Unless you are like the poor woman in my office who went to bed before 11 p.m. Sunday night and managed not to see a newspaper before lunchtime Monday, you know that U.S. forces finally located Osama bin Laden in Pakistan on Sunday (EST). During the raid, bin Laden and some of his crew were killed.
My first reaction was shock, only a happy kind of shock – pretty much the inverse of what I felt sitting in the library at Forsyth Tech on the morning of Sept. 11, 2001. I called and texted several people to make sure they were watching the news, too, and I got pretty emotional during President Obama’s speech announcing the raid. And I’ll admit, I did get a little “Team America: World Police” in those first moments. For me, it was a natural reaction to finally – after almost a decade after 9/11 – seeing some justice for all of the innocent people bin Laden and Al-Qaeda spent much of the last 20 years terrorizing. I probably would not have been as magnanimous as our professional military was, which is why I’m glad they were there and I wasn’t.
I’ve spent much of today thinking about that reaction, and the reaction to the reaction in some of the media. For instance, it pissed me off as a proud leftie that the majority of the OBL-related posts that Salon.com put up today seemed to be less about the operation and its impact, and more about how gross it is that people got shot and stuff. (This is why we don’t let Internet columnists of any political stripe fight our wars.)
In particular, this piece entitled “USA! USA! Is the wrong response” missed the mark for me. I can understand why the writer found the impromptu demonstrations at the White House and Ground Zero distasteful, but I disagree with him. I don’t think I get to judge how other people respond to such a tremendously emotional moment. Some of us cried, some of us prayed, some of us posted gallows humor on Facebook, or all the above and more. It’s completely unfair to characterize the people singing “The Star-Spangled Banner” in front of the White House “blood-thirsty” or to suggest that they’re no different than the terrorist sympathizers who cheered in the streets after 9/11.
For starters, as should be obvious, the people whose murders bin Laden plotted, funded and inspired were by and large ordinary citizens at embassies, on vacation, on the way to work or working in their offices when they were attacked. Celebrating their deaths, as bin Laden did in video after video, is very different from celebrating his death.
Should his death be “celebrated”? As a Christian, I’m not supposed to relish the thought of a life ending. I’m supposed to have compassion for my enemy. And as someone taught to think critically, I absolutely believe that citizens should ask what will be different now in the “war on terror” – are we still doing warrantless wiretapping, for instance?
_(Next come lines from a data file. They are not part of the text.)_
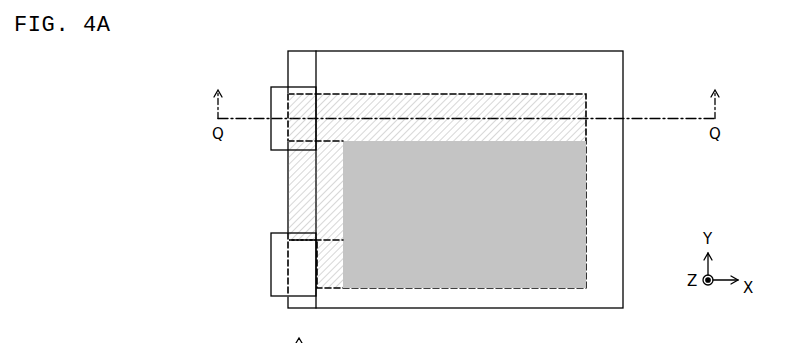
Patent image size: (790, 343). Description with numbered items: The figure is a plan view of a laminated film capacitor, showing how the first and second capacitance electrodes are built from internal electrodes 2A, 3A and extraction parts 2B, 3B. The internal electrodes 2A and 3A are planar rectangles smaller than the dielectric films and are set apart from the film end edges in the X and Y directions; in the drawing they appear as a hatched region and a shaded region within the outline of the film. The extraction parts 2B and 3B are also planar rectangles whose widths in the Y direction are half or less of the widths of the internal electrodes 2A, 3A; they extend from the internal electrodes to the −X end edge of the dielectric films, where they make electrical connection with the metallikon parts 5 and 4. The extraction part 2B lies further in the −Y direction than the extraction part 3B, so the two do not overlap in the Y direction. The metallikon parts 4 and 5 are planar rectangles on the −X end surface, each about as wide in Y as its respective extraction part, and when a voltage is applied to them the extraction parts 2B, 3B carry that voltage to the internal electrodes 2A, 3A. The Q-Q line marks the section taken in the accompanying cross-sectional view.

The internal electrode 2A is at (500, 110).
The extraction part 2B is at (326, 127).
The internal electrode 3A is at (493, 253).
The extraction part 3B is at (329, 265).
The metallikon part 4 is at (274, 247).
The metallikon part 5 is at (278, 101).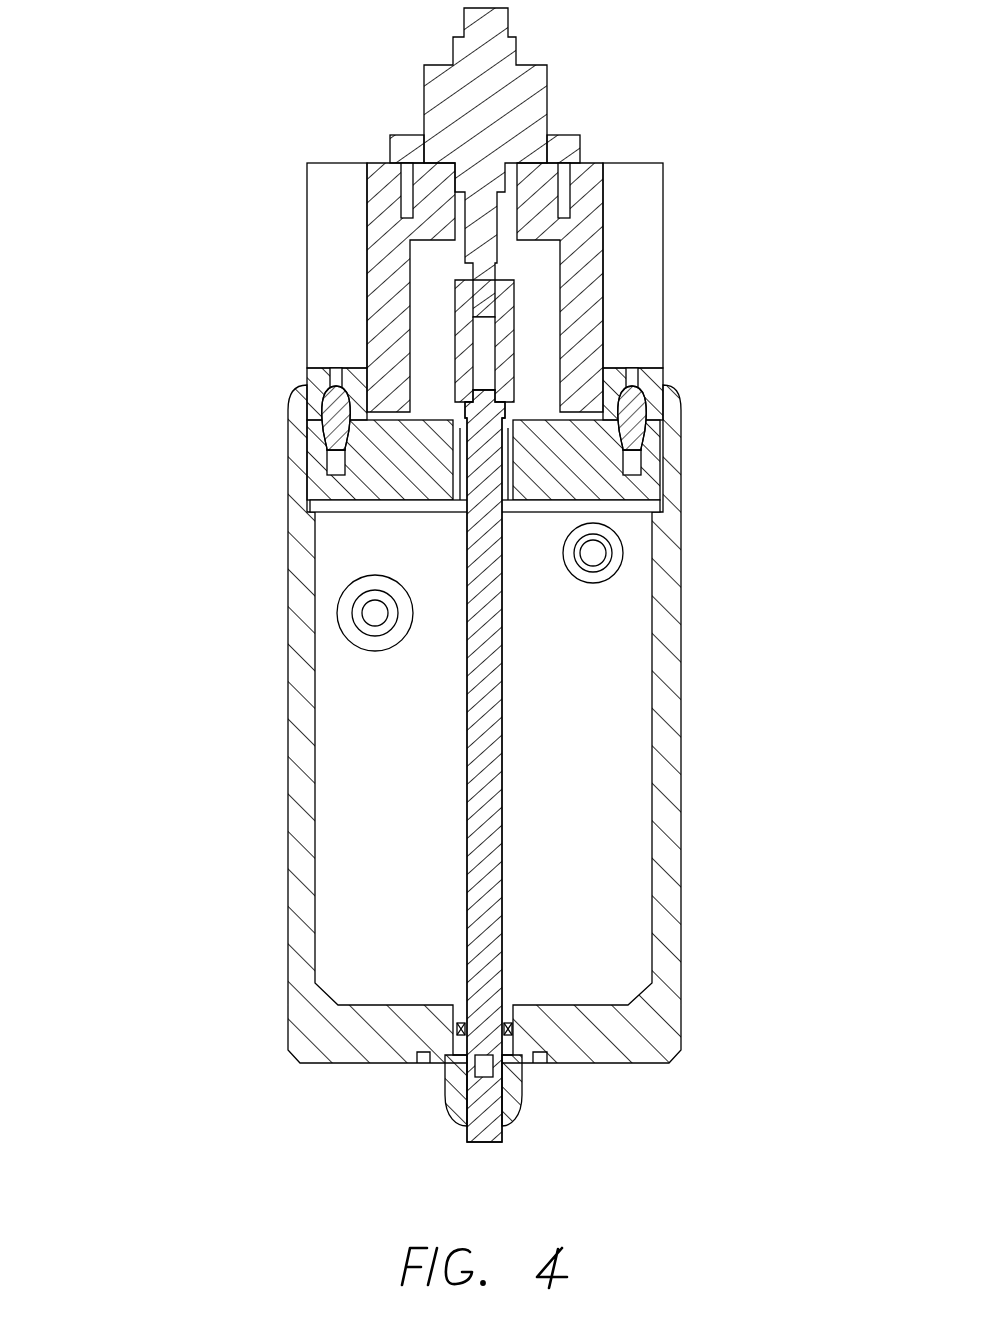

I don’t know what the word is to describe what I feel – satisfied? Relieved? It isn’t a negative emotion, I know that much. Osama bin Laden wasn’t some freedom fighter striking a blow against power on behalf of the powerless. This isn’t someone about whom anyone could say, “I disapprove of his methods, but he has a point.” He was a mass murderer who gleefully went after easy targets like civilians instead of actual decision makers, and who sent others to die and take as many others with them as possible.
His actions – which had him on the FBI’s Most Wanted List well before 9/11 – led directly to U.S. intervention in Afghanistan, where thousands of Americans and Afghans have died. He supported a repressive regime in the Taliban, whose government destroyed religious icons and stripped human rights from women and girls. He almost single-handedly destabilized an entire region.
So, no, I don’t feel like I’m wrong to feel good that he’s gone. And I don’t feel that the people gathering last night in the very places Al-Qaeda tried to destroy were wrong, either. Some have said that last night was totally different than, say, V-E Day (anniversary was Sunday, by the way), because one marked the end of a criminal and the other the end of a war. Well, this is likely the only “end” to this war that we’re going to get. There’s no Nazi Germany or Imperial Japan to sign terms of surrender, there’s no Berlin Wall to knock down. This is it.
Of course it isn’t the end. Terrorism existed long before bin Laden, and it will still exist after him. Maybe killing him was totally symbolic, but in my opinion it’s a symbol our country – and the world – desperately needed. I can understand the nuances surrounding the situation and still be happy that Osama bin Laden no longer occupies the same planet as other human beings.